Check your settings to see what the max number of PHP processes is that
can be spawned.
</para>
<para>
If you are using PHP-FPM, estimating the number of connections can be
tricky because it will spawn more PHP-FPM workers under heavy load. To be
on the safe side, look at the <literal>max_children</literal> parameter or
add up <literal>spare_servers</literal> + <literal>start_servers</literal>
(choose whichever number is higher). That will indicate how many PHP
processes (i.e. sets of pools) you should plan for.
</para>
</listitem>
</itemizedlist>
<para>
The three variables above can be multiplied together to give the max
number of connections expected:
<literal>connections_per_pool</literal> *
<literal>pools_per_process</literal> *
<literal>processes</literal>. Note that
<literal>connections_per_pool</literal> can be different for different
pools, so <literal>connections_per_pool</literal> should be the max.
</para>
<para>
For example, suppose we're getting 30 connections per pool, 10 pools per PHP
process, and 128 PHP processes. Then we can expect 38400 connections from
this machine. Thus, we should set this machine's file descriptor limit to
be high enough to handle all of these connections or it may run out of file
descriptors.
</para>
<para>
See <classname>MongoPool</classname> for more information on connection
pooling.
</para>
</section>
</section>
<section xml:id="mongo.connecting.persistent.manual">
<title>Manually Persistent Connections (version up to 1.1.4 *only*)</title>
<note>
<para>
This section is not relevant for 1.2.0+. In 1.2.0+, connections are always
persistent and managed automatically by the driver. If you are using a
1.2.x release (but not 1.3.x or later), see
<classname>MongoPool</classname> for more information on pooling.
</para>
</note>
<para>
Creating new connection to the database is very slow. To minimize the number
of connections that you need to make, you can use persistent connections. A
persistent connection is saved by PHP, so you can use the same connection for
multiple requests.
</para>
<para>
For example, this simple program connects to the database 1000 times:
</para>
<example xml:id="mongo.connecting.no-manual-persist-example">
<programlisting role="php">
<![CDATA[
<?php
for ($i=0; $i<1000; $i++) {
$m = new MongoClient();
}
?>
]]>
</programlisting>
</example>
<para>
It takes approximately 18 seconds to execute. If we change it to use a
persistent connection:
</para>
<example xml:id="mongo.connecting.manual-persist-example">
<programlisting role="php">
<![CDATA[
<?php
for ($i=0; $i<1000; $i++) {
$m = new MongoClient("localhost:27017", array("persist" => "x"));
}
?>
]]>
</programlisting>
</example>
<para>
...it takes less than .02 seconds to execute, as it only makes one database
connection.
</para>
<para>
Persistent connections need an identifier string (which is "x" in the above
example) to uniquely identify them. For a persistent connection to be used,
the hostname, port, persist string, and authentication credentials (username,
password and database, if given) must match an existing persistent
connection. Otherwise, a new connection will be created with this identifying
information.
</para>
<para>
Persistent connections are <emphasis>highly recommended</emphasis> and should
always be used in production unless there is a compelling reason not to.

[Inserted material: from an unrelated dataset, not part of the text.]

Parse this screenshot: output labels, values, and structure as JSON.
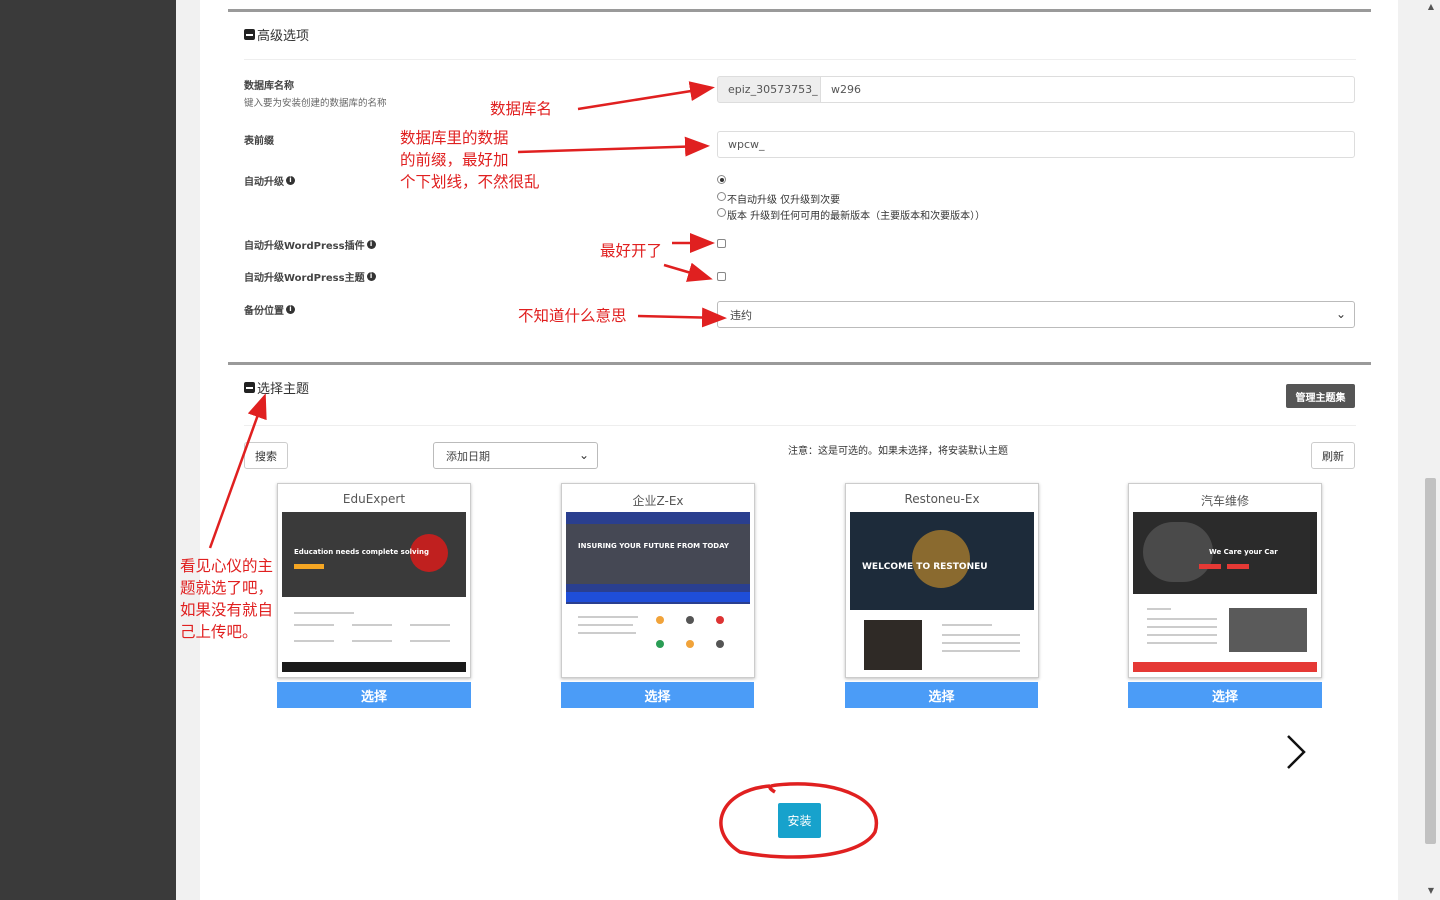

Most of the reasons that they are not recommended for relational databases
are irrelevant to MongoDB.
</para>
</section>
</chapter>
<!-- Keep this comment at the end of the file
Local variables:
mode: sgml
sgml-omittag:t
sgml-shorttag:t
sgml-minimize-attributes:nil
sgml-always-quote-attributes:t
sgml-indent-step:1
sgml-indent-data:t
indent-tabs-mode:nil
sgml-parent-document:nil
sgml-default-dtd-file:"~/.phpdoc/manual.ced"
sgml-exposed-tags:nil
sgml-local-catalogs:nil
sgml-local-ecat-files:nil
End:
vim600: syn=xml fen fdm=syntax fdl=2 si
vim: et tw=78 syn=sgml
vi: ts=1 sw=1
-->